The sound of heavy sloshing stopped her thoughts of contemplation and she froze in place as a huge sinuous mass slid snake-like round a passing crow before quickly submerging.

(43) The three fourth-graders crinkled their noses, trying not to retch, wondering what would make the room smell like burnt hair and days-old carrion.

(44) It was Sunday, and there shouldn't have been a letter in the mailbox, but there was. Arty abruptly stepped back, a cold sheen of sweat on his brow.

(45) The massive ornate door swung slowly open, revealing a brightly lit hallway. For a moment, Ben looked down the looking passage that lay before him, and then stepping confidently over the threshold, he was immediately engulfed by the slender, pointed tentacles masquerading as shag carpeting.

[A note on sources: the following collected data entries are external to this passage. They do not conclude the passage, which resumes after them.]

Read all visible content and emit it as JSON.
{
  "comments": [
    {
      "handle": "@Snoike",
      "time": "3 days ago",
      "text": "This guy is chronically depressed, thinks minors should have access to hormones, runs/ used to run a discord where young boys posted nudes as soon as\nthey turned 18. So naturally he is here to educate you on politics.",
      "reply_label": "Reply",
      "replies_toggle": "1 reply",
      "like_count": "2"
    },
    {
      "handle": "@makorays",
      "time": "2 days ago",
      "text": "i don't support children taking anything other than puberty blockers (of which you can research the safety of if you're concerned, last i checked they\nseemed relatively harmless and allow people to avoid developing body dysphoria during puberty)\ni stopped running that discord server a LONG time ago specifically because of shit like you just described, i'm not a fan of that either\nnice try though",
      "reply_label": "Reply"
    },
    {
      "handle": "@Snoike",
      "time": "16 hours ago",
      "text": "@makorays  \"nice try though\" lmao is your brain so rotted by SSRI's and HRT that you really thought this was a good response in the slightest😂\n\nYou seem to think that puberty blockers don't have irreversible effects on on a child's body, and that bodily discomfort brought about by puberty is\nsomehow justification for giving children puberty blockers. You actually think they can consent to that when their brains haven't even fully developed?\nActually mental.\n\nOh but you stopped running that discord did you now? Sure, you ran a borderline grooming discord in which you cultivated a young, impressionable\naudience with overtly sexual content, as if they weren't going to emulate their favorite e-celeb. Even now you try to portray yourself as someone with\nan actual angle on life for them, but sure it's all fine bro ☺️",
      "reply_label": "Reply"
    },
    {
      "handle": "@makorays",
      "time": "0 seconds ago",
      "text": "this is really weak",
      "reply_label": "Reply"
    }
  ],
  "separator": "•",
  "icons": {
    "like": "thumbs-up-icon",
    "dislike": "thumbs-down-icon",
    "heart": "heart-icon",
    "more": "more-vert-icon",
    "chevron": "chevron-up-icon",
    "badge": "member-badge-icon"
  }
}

(46) A few years ago I had one fall off my basement ceiling onto my neck where it stung me really bad. For some reason I have a creepy feeling that there’s a much larger one lurking in the crawlspace behind my closet and it’s also responsible for the dwindling rodent population...not sure which side I'm rooting for though.

(47) “My grandma’s got a wandering spirit,” I explained while keeping a straight face. “Sometimes it hangs around at the nearby park or in the tavern down the street, but like a cat, it always comes back whenever it hears the dinner bell.”

(48) At last we came to the campground at the end of the Coast Road where we spent the night in a little vacation cabin surrounded by oaks and sycamores. We didn’t get much sleep though for our dog lay near the bedroom door and snarled all night long, terrified of the noises of heavy rustling and the rank odor of decay.

(49) When the hard rain began to fall, Dylan pulled his leather hat down to protect his face and neck. That was when he found himself knee-deep in yelping ember-eyed hounds.

“This is cowflubdubbery crazy!” Pierard squawked. “Nothing here but a bunch of a bunch of half-baked story ideas left to rot!”

And just then, his eyes landed on the final line of barely legible handwriting.

(50) The first thing that caught his eye upon opening the trunk was a medium size book of dark tropical wood and opening it, found inside a shriveled monkey mummy, which some person had cleverly fastened to the tail of a large perch, making a most unpleasant-looking mermaid. As he scrutinized the paper sticker on its underside, which read Souvenir of Bombay 1910, the monkey-fish turned its head with a dry crick, its shriveled lips curling back, revealing its needle-sharp teeth.

Feathers rising up on his neck and head, Pierard gaped at the final word. “What the...? How did...? But that just happened... except for the part where the ugly ole thing came to life.”

Just then he heard a creak not unlike that of the slow cracking of dried leather or dead twigs. Turning slowly around, he was met with a pair of burning blood-red eyes.